As the accompanying photo shows, I have just had the pleasure of watching a production of The Importance of Being Earnest, filmed at the Vaudeville Theatre in London, and shown on the screen at the Palace Theatre. These screenings of London productions to those of us out in the sticks, lacking the time and/or the money to catch all the many performances London has to offer, are very welcome: three more Wilde plays are promised for 2019: what a treat - we have already had the benefit of seeing the Marriage of Figaro from Covent Garden and the Threepenny Opera from the National Theatre. You lose something of the atmosphere, of course, and the ability to choose what you watch on the stage, as the camera tends to linger on the leading actors, but you are watching the play in an audience so there is a sense of being there as it happened and there is genuine audience reaction.

Oscar Fingal O'Flahertie Wills Wilde is a brilliant but tragic figure. In this age of LGBT liberation, he ought to be a hero, but there is a sense he doesn't quite fit in the pantheons where he might be celebrated. He was Irish, but doesn't seem to be accepted as part of the flowering of Irish writing; he was a hugely successful playwright, especially on the London stage, but never part of the society he entertained. He was a satirist, wickedly portraying the hypocrisy of the English establishment and yet his plays are often performed as English drawing room comedies. The fact that he was bisexual and fell in love with a young boy aristocrat now seems to define him and those who laud him. But reading Wilde's plays, and I have the Penguin Classic edition at home, these seems like genuine satires that could be seen as forerunners of many of the TV series and plays that blossomed from the 1960s onwards; in other words, they are very funny but also have a serious point.

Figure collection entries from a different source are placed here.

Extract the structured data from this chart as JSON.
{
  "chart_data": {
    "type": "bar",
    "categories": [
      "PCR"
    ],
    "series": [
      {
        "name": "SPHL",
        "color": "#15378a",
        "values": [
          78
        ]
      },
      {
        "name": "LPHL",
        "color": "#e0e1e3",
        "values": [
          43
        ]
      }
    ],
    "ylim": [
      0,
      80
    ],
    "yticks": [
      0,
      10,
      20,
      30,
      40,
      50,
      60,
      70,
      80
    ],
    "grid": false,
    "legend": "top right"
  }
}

The Importance of Being Earnest is Wilde's most famous play, so how did this performance rate? Well, Stage described it as "a clunker", "with all the subtlety of a meat tenderiser", and the Guardian as "inexpressibly coarse and vulgar". Maybe it is because we are in the age of LGBT liberation, that the production highlights homosexuality, with a picture of writhing naked men on the wall as the first sight on the curtain rising, and a curious propensity for male characters to kiss each other, notably Algernon Moncrieff and his butler. These flourishes are not part of Wilde's creation and seem to distract from it's main purpose, so two stars seems about right!